By joining the district, residents within the annexed territory would benefit from a dedicated, state-of-the-art workforce training facility located in Cass County that would prepare students for careers in high demand occupations. Residents would also pay reduced tuition rates for all TC courses, including online and dual credit courses.
Today’s action by Trustees came after reviewing feedback from community stakeholders, data received from surveys, and reports of a substantiated need for a skilled workforce to support economic sustainability for Cass County.
TC President James Henry Russell said TC’s highest priority is increasing the number of people with higher education credentials in our region. The 2015 American Community Survey reports that Northeast Texas has the lowest percentage of persons holding higher education credentials in the state. Russell said this is a red flag for our region, and the consequences of remaining status quo will result in a declining economic base, which has historically led to higher crime rates and an increased risk of health problems.
“When it comes to educating students in Cass County, public schools are doing a great job with over 85% of residents earning at least a high school education,” Russell said. “But when it comes to taking that next step to earning a higher education credential that leads to a better future and increased wages, the data we see is staggering—only 13% of Cass County residents have earned a bachelor’s degree or better. This falls way below the state average of 27%.”
If voters decide to become part of the TC taxing district, Russell said they will see a big return on investment.
“One of the major benefits of growing the district includes increased access to dual credit programs for area high school students and reduced tuition rates,” Russell said. “Just last year alone, students in Cass County earned 1,892 college credit hours through dual credit, saving families almost $1.5 million compared to tuition at the average state college or university. And if annexation is successful, TC students earning an associate degree or certificate would begin paying in-district rates for tuition amounting to more than a $1,000 savings per year.”
If voters approve the annexation measure, TC would also develop a workforce training site in Cass County. Programs being considered to offer at the new site include licensed vocational nursing, welding, and cosmetology. In addition, Cass County taxpayers would have representation on the TC Board of Trustees, providing a voice for the people in that area to meet their higher education needs. Taxpayers who are disabled or senior citizens age 65 years or older would see a $5,000 tax exemption and a freeze on their property tax after the initial tax is assessed.
Russell said a recent survey indicates that 84% of registered voters in TC’s service area in Cass County have a favorable impression of TC. Voters also indicated through survey results that keeping a low tax rate is of utmost importance.
“TC has the lowest tax rate in our region and one of the lowest in the entire state of Texas,” Russell said. “Over the years, TC has maintained a stable tax rate that falls far below state average. In addition, TC has no taxpayer-funded bonds. No state or local tax income funds student scholarships—it’s all raised through the TC Foundation via private donations.”
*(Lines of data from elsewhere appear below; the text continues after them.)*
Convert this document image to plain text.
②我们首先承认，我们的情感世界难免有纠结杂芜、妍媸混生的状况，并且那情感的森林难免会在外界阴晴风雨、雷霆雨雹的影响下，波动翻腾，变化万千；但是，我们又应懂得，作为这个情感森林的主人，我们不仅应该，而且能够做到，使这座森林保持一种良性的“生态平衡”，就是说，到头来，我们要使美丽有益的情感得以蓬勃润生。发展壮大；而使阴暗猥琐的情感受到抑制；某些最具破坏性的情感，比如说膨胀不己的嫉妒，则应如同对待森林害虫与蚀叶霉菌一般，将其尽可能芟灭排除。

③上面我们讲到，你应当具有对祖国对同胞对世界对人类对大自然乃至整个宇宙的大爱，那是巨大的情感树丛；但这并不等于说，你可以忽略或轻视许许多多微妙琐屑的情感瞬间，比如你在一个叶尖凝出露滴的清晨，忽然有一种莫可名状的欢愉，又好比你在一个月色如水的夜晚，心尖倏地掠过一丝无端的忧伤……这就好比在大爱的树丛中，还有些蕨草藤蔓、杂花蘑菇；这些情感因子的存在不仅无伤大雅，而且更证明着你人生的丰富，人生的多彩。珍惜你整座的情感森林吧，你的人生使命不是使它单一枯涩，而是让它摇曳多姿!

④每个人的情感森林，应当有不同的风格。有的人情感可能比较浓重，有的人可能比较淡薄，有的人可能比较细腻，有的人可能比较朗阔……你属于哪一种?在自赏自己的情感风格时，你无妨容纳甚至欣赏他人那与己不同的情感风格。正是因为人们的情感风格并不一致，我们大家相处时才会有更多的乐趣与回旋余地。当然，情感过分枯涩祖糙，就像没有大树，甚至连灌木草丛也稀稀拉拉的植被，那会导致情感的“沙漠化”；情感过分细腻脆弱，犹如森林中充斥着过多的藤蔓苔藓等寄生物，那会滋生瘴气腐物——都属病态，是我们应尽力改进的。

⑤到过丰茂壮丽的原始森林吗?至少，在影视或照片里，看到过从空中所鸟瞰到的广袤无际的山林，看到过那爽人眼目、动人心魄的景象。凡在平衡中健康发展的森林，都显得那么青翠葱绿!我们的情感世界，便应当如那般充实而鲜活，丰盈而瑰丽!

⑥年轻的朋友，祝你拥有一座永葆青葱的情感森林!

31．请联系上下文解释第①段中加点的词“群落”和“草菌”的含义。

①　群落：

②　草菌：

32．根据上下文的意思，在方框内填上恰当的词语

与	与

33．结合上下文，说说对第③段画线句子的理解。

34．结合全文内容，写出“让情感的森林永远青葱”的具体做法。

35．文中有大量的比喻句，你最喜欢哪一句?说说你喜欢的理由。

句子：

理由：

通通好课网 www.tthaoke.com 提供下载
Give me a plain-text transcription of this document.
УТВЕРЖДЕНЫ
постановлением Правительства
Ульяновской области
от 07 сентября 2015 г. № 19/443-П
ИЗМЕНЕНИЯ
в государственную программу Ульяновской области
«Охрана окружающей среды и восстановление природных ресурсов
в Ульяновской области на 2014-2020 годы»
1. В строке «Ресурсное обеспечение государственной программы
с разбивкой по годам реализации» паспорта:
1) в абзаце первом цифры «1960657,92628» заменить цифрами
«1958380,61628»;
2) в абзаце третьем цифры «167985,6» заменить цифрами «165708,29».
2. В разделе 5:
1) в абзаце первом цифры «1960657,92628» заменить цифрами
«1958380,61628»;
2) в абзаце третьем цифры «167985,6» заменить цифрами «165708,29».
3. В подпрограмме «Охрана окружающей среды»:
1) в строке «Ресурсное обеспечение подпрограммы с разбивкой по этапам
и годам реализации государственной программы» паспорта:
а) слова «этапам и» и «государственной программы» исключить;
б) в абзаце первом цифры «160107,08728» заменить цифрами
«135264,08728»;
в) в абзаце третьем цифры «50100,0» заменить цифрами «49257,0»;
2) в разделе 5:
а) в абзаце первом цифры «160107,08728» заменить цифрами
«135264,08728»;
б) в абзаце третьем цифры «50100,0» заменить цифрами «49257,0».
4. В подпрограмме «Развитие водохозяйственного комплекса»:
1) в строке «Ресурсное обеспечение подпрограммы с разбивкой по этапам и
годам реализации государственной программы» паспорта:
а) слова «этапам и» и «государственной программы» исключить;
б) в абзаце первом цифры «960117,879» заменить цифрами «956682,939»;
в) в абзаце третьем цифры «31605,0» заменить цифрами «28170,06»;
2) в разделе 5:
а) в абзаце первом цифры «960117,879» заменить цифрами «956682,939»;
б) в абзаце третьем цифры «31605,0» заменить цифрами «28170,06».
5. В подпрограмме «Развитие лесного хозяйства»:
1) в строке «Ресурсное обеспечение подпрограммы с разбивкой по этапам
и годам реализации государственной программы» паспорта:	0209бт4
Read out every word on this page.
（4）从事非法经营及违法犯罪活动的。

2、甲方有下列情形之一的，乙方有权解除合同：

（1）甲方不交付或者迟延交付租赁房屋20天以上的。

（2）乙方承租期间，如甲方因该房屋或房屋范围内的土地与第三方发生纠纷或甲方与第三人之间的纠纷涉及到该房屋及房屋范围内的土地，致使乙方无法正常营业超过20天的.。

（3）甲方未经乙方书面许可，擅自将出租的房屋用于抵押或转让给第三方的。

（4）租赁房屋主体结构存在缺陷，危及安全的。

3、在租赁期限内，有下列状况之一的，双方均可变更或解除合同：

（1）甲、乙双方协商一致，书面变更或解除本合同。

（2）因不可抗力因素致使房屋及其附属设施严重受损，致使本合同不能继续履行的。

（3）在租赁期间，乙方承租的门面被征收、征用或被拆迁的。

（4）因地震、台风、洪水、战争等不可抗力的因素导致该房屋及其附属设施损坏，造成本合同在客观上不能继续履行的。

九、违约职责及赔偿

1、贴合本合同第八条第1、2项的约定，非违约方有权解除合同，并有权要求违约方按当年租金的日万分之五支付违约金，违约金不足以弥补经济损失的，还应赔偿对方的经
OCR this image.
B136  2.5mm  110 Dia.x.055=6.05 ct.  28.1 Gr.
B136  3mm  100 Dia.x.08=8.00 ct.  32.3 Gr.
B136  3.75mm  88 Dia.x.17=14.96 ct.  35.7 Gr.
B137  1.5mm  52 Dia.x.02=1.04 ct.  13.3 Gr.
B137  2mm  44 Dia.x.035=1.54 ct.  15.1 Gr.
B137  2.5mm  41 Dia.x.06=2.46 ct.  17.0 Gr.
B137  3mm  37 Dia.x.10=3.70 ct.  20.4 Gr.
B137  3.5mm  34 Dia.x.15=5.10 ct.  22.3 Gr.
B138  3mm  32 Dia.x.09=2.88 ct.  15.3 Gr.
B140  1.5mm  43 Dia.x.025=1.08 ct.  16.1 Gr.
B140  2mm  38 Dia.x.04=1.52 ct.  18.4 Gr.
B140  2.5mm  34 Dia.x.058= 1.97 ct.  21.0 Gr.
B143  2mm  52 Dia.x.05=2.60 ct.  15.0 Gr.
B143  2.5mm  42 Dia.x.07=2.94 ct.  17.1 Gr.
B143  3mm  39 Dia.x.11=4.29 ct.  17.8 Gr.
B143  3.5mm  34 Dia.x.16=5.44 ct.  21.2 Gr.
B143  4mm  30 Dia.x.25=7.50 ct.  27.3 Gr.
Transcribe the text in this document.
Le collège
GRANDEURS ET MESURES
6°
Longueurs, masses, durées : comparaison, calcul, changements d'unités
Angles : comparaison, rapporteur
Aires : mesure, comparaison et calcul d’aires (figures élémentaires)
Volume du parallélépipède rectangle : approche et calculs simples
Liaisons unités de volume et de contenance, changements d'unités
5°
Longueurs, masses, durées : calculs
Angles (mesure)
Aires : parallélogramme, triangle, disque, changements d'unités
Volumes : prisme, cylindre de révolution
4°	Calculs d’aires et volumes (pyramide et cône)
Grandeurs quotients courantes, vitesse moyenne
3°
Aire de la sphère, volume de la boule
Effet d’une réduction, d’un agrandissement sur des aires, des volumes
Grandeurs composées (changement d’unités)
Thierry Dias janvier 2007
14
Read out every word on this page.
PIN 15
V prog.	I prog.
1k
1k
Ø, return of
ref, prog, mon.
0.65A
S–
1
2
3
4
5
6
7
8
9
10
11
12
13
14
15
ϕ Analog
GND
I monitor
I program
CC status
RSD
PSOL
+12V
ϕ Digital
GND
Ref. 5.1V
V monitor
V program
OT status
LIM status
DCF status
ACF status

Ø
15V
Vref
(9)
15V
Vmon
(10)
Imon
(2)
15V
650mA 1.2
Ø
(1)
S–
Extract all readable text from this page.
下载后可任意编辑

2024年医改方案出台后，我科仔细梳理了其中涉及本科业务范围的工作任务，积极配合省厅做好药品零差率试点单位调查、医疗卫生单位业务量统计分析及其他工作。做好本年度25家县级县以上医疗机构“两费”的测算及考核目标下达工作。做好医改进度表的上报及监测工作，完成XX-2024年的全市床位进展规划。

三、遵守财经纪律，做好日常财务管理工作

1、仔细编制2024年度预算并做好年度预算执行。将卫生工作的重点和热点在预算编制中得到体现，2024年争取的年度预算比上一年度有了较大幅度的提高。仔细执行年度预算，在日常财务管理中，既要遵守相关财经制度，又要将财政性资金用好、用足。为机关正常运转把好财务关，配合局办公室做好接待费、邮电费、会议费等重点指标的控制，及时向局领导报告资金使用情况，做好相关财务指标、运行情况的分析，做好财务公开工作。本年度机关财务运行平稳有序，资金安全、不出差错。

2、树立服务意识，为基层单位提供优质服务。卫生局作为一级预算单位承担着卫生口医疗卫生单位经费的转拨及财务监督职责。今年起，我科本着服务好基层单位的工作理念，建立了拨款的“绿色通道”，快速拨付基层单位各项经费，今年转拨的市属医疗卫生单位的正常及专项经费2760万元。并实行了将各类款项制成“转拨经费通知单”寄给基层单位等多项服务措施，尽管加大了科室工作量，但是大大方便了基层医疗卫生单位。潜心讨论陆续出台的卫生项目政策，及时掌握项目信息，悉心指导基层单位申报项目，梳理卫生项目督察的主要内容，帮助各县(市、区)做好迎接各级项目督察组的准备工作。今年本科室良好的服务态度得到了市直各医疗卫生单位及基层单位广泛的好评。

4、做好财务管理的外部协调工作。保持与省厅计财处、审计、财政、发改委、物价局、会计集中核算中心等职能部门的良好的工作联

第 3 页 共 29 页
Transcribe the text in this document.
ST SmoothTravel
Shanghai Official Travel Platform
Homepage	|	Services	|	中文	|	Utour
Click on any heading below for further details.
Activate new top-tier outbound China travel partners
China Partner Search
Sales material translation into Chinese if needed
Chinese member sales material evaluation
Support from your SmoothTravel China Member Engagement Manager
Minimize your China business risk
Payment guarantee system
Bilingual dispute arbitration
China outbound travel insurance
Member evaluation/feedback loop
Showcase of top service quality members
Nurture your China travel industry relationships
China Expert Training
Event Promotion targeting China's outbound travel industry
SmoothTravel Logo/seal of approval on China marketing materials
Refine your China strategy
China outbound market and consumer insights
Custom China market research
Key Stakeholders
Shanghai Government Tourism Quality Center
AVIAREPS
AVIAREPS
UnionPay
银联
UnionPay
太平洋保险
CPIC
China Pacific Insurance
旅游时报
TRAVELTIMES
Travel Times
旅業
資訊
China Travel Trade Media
In other business, Trustees approved a tax rate of $0.110718 for the 2016-17 budget year generating an estimated $5.7 million in revenue for the College. This is an increase of $0.005451 over the current year’s rate of $0.105267. Bowie County taxpayers with $100,000 in property value will see a slight increase in taxes of approximately $5.45 annually. The Board of Trustees conducted public hearings on August 8, 2016 and August 15, 2016 to receive input from the public on the proposed rate.
“Even though the college has taken drastic cost cutting measures and has increased tuition over the past few years, TC’s cost savings measures have been counteracted by drastic declines in state funding,” Russell said. “The slight increase in the tax rate will help balance the budget but does not allow for needed revenue for deferred maintenance. Our 2016-2017 budget is bare bones and includes substantial college-wide cuts and revisions to maintain a break-even bottom line.”
Trustees also took action to order a trustee election for board places 1 and 2 to be included on the general election ballot in correspondence with Bowie County’s polling places. The term of office for each place will be 6 years. Early voting will begin on Monday, October 24, 2016, and will run through November 4, 2016, with election day set for November 8, 2016.